Z książki dowiedziałam się, że do badań nad tą relikwią, została powołana specjalna grupa STURP. To wybitni naukowcy i fachowcy z różnych dziedzin, którzy razem, za zgodą (z trudem wywalczoną) Watykanu i samego Papieża, rozpoczęli bardzo żmudne, dokładne i trudne badania. Mimo, że napotkali wiele trudności i niechęci wobec swoich działań, nie poddawali się. Książka ta jest wywiadem Grzegorza Górnego z jednym z badaczy ze STURP, Barrie'm Schwortzem. Barrie opowiada bardzo ciekawie i dokładnie, językiem prostym co pozwala zrozumieć trudne zagadnienia naukowe. Czyta się bardzo szybko i muszę przyznać, że książka bardzo mnie wciągnęła czego się kompletnie nie spodziewałam! :)

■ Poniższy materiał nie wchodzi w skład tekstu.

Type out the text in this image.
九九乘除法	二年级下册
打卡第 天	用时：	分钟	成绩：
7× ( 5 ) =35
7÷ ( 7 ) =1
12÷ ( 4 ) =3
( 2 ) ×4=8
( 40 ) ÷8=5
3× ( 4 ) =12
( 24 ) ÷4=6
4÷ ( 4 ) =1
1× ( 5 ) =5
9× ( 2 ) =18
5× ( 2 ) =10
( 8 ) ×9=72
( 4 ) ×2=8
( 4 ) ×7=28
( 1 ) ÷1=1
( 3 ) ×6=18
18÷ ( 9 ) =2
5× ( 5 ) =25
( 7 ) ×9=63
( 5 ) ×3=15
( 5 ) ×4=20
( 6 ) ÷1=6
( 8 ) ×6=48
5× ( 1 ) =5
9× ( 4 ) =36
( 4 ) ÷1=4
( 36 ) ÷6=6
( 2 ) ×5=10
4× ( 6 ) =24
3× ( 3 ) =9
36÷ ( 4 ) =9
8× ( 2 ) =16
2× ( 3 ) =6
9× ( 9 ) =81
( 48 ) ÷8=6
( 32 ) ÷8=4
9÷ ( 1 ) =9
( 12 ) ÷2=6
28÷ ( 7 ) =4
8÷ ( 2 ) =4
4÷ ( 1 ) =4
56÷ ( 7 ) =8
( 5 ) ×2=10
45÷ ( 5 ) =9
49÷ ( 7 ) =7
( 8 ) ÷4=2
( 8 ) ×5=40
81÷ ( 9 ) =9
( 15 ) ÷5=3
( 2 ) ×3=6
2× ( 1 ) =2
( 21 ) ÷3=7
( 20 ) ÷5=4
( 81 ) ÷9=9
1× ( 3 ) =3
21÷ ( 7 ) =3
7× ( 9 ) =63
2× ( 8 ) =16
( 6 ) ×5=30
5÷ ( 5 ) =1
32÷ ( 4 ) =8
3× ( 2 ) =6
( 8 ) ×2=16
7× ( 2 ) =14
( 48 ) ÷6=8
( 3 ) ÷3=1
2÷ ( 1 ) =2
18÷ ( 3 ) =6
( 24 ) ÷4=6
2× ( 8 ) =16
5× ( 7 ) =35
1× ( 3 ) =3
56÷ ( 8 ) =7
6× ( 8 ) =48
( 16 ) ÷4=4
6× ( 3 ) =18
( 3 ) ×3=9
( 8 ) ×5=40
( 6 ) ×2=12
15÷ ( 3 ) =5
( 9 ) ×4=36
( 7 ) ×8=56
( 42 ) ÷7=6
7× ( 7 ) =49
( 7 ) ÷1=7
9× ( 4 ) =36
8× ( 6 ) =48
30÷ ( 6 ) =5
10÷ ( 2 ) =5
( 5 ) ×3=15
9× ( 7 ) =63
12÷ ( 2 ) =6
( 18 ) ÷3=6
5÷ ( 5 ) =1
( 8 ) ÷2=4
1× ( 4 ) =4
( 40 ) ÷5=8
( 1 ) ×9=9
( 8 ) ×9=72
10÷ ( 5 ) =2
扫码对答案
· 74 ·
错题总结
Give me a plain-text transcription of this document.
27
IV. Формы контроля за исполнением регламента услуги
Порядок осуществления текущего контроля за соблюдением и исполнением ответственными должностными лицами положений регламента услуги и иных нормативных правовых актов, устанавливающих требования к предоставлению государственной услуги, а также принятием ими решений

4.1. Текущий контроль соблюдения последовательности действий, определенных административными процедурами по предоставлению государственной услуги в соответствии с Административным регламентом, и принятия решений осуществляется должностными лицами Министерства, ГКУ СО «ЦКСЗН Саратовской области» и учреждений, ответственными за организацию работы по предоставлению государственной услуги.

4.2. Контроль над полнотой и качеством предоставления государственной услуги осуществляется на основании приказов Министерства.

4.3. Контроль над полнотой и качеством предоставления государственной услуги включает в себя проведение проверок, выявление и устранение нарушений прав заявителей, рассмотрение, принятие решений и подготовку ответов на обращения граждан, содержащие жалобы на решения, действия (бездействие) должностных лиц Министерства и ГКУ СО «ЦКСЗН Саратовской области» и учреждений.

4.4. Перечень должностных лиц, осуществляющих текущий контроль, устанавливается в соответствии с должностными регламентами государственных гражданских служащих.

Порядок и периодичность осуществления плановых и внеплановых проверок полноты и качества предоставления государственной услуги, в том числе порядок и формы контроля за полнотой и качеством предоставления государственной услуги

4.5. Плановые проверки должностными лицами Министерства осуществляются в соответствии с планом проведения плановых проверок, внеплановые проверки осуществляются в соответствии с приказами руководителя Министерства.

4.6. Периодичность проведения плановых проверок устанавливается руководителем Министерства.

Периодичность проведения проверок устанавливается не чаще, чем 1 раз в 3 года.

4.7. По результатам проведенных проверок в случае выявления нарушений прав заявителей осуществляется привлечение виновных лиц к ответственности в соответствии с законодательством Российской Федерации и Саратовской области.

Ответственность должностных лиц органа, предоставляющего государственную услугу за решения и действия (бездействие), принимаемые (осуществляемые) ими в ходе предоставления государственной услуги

Dowiedziałam się, że Watykan wbrew pozorom był i nadal jest, bardzo niechętny wszystkim tym, którzy chcą dowiedzieć się czegoś o Całunie. Gdy badacze z trudem wywalczyli zgodę na swoje badania, uzyskali zaledwie tydzień czasu na wszystko, w dodatku przydzielono im go akurat w momencie, gdy trwała ekspozycja Całunu dla turystów. To zabierało naukowcom wiele czasu. Wstawali oni wcześnie rano by rozpocząć badania, potem Całun wynoszono na widok publiczny dla turystów, po czym wieczorem badacze znowu mieli zaledwie parę godzin na swoje badania. Nie mieli dużego wsparcia i poparcia dla swojej pracy. Kiedy pracowali nad relikwią, byli zszokowani sposobem w jaki traktowano tą cenną pamiątkę religijną. Nie była ona odpowiednio zabezpieczona, a inna grupa, która badała Całun, kompletnie nie respektowała zasad obchodzenia się z Całunem, co według Barrie'go spowodowało utratę setek śladów na płótnie, które mogły dać odpowiedz na wszystkie nurtujące pytania, a zostały zniszczone przez głupotę i bezmyślność.
Nie chcę zdradzać wszystkiego, bo warto to przeczytać samemu. Jest to naprawdę ciekawa książka, którą przeczytałam w jeden dzień i nie mogłam się od niej oderwać.:) Całun Turyński wciąż jest zagadką. Mimo, że badało go wielu specjalistów z dziedziny chemii, fizyki, wybitni fotografowie, malarze i nawet naukowcy z NASA, wszyscy zgodnie stwierdzają, że wizerunek Jezusa nie został namalowany, naszyty, nie jest fotografią ani wynikiem manipulacji przy płótnie. Jednocześnie wszyscy twierdzą, że nie wiadomo jak odbicie mężczyzny pojawiło się na płótnie.
Polecam wszystkim tą książkę, bez względu na wiarę lub jej brak, bo jest to po prostu próba wyjaśnienia jednej z największych zagadek świata, która nawet w niedowiarkach, budzi niepewność.